The Role of Delegation Tokens in Apache Hadoop Security
Delegation tokens play a critical part in Apache Hadoop security, and understanding their design and use is important for comprehending Hadoop’s security model.
Download our technical paper on adding security to Hadoop here.
Authentication in Apache Hadoop
Apache Hadoop provides strong authentication for HDFS data. All HDFS accesses must be authenticated:
1. Access from users logged in on cluster gateways
2. Access from any other service or daemon (e.g. HCatalog server)
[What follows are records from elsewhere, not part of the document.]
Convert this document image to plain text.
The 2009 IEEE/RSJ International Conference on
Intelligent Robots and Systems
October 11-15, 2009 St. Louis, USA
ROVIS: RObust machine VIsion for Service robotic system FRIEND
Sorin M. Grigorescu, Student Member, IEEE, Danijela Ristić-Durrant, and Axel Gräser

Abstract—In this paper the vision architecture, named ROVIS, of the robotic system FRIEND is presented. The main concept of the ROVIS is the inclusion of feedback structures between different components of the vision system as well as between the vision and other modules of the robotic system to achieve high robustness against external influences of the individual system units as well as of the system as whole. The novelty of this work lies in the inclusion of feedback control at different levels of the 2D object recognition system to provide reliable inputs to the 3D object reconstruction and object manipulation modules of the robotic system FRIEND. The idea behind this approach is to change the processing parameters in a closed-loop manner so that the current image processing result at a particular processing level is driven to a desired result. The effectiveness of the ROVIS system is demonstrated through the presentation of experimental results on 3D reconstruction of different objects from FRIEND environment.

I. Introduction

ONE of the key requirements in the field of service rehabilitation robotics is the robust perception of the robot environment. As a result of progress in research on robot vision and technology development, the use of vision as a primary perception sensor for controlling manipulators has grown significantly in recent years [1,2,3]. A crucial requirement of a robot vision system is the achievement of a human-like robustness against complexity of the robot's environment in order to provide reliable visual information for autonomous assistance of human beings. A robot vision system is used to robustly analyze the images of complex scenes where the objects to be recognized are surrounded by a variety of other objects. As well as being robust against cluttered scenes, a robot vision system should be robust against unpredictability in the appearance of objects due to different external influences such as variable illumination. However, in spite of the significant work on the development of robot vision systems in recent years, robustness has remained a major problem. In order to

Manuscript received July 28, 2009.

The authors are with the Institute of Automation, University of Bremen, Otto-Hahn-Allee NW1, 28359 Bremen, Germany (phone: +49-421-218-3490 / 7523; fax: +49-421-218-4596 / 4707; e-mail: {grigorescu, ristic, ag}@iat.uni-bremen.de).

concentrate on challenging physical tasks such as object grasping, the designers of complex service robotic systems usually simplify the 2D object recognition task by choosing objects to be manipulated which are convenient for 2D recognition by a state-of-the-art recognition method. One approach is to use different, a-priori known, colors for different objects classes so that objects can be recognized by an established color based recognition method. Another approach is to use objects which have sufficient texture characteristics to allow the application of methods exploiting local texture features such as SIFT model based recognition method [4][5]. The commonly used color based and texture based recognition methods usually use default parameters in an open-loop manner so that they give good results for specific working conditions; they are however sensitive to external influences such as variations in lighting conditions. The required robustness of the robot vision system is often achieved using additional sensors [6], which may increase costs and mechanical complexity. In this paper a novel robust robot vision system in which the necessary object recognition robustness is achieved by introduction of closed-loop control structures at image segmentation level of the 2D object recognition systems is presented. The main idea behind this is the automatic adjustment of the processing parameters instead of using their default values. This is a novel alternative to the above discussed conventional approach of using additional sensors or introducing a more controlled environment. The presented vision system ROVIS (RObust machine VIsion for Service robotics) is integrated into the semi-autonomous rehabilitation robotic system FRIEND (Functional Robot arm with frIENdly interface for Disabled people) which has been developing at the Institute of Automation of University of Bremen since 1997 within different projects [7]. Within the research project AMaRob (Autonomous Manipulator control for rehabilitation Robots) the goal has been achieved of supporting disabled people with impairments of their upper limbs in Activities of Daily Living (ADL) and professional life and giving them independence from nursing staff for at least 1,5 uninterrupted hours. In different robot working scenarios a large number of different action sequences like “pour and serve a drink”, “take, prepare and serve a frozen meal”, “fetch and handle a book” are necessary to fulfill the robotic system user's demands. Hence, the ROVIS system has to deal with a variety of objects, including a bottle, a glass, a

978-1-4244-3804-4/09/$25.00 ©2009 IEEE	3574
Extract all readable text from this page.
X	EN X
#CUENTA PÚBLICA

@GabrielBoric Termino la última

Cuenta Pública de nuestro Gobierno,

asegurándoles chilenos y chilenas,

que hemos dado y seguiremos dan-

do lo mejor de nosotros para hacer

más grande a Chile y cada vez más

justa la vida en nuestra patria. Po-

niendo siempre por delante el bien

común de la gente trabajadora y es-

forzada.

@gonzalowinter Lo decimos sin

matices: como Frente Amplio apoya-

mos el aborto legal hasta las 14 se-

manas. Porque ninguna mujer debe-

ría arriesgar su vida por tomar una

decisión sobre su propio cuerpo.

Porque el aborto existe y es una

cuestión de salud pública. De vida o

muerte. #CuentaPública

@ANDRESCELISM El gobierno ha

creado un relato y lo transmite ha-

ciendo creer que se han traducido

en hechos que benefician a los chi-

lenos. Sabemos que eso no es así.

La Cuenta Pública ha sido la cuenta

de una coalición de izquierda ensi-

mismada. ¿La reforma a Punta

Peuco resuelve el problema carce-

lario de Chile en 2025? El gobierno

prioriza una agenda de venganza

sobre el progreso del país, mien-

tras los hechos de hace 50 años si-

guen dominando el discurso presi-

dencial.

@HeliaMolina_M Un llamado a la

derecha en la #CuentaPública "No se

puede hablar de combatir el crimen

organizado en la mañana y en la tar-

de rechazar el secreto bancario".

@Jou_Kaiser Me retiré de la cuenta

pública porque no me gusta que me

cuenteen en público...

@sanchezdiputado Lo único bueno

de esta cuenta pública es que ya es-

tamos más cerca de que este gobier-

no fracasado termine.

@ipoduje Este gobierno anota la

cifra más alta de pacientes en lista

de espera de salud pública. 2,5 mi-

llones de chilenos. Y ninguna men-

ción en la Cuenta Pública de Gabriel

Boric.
3. Access from MapReduce tasks
Hadoop relies on Kerberos, a three party authentication protocol, to do the authentication for #1 and #2 above. Users and services use their Kerberos credentials to talk securely with the NameNode. For #3, one of the conscious decisions was not to use Kerberos. I won’t cover all of the reasons but they had to do with secure delegation of credentials, performance and reliability. A technical report on security design in Apache Hadoop will be published soon with more detail.
Delegation token authentication is a two-party authentication protocol based on Java SASL Digest-MD5. The token is obtained during job submissions and submitted to the JobTracker as part of the job submission. The typical steps are:
1. User authenticates herself to the JobTracker using Kerberos.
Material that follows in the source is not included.